Joe Jackson
Hope and Fury
earMusic
When the second single “Fabulous People” was released in advance of the full album, I was a little nervous about what was to come on April 10. I wasn’t crazy about it. As a long-time Joe Jackson fan, I wondered if the forthcoming record would live up to the promise of being “Bicoastal LatinJazzFunkRock.” What I heard was certainly a timeless narrative, but musically, I was underwhelmed. “Welcome to Burning-by-Sea” was a much better intro to Hope and Fury, and I’m glad it kicks off the album.
Fortunately, the full release gave me solid reason to listen in segments over a few weeks, absorbing each of the nine tracks on their own merit, as well as the big picture. Jackson has been pegged as an artist who constantly changes his style, but it’s an authentic shift, not a marketing ploy. He insists that most of his albums are part of “his own mainstream,” although I’ve enjoyed his side trips into jazz influences and love letters to life in New York, My father’s repeat plays of “Jumpin’ Jive” on our family eight-track machine in the late 1970s pleasantly surprised my sister and me. Joe Jackson struck a good nerve in a listener who favored Eddy Arnold, George Jones, and choral classics. That’s a tall order.
Peppered heavily with Latin percussion, theatric vocal delivery, and all the unapologetic writing that Jackson is known to dish out, the shine on Hope and Fury is the sophisticated pop-adjacent sound that isn’t trying too hard to spit out another hit like “Is She Really Going Out With Him” or “Sunday Papers,” although having the magic production wand of Pat Dillett (They Might Be Giants, David Byrne, Soul Coughing) doesn’t hurt.
“The Face” is my pick for alternative radio rotation, with a strong keyboard break, shifting tempos, and the signature guitar work of Teddy Kumpel. It brings back memories of the skinny tie decade, when Look Sharp was our mainstream. It’s a new sound, but with all the layers that separate Jackson from the safety dance that is current pop music.

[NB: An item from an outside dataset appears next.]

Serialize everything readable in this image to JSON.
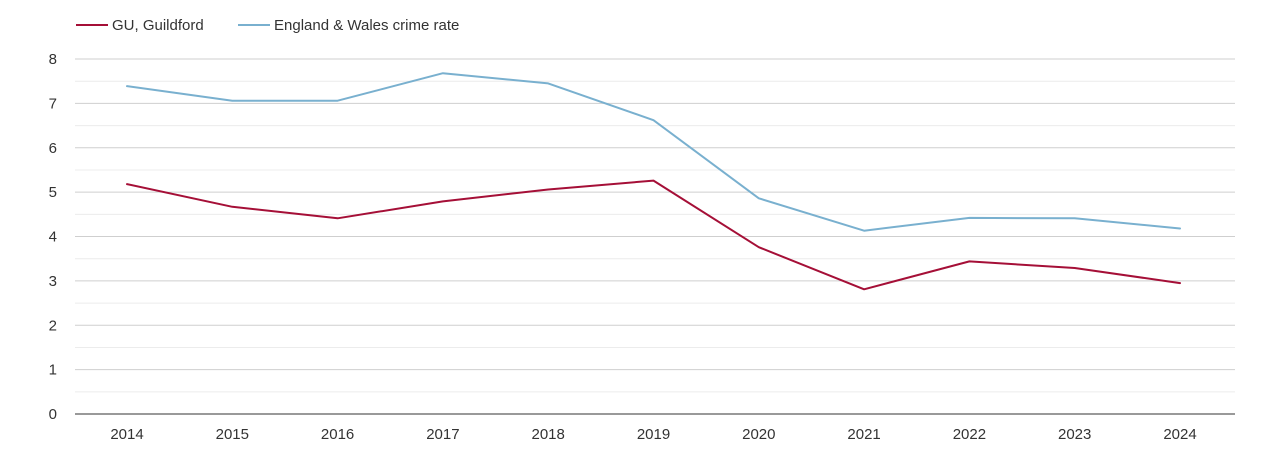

Kumpel’s vocals add perfect depth to “After All This Time,” a vulnerable narrative that pares down the theatrics in favor of simple percussion and lyrics that look inward.
“See You in September” wraps up the album with a sweet memoir-flavored tone, embracing aging, lamenting the year gone by, and anticipating small pleasures. Jackson’s voice still resonates with the curiosity of youth but the wisdom only years can bring as he sings.
So I’m slumming on the seashore / And switching off my phone / Watching children building castles in the sand / And grownups skipping stones / It’s a job that someone must do.
Don’t toss the skinny ties just yet. If Hope and Fury is simply Jackson’s direction du jour or the beginning of a lengthy experimentation in sound, I’m here for it.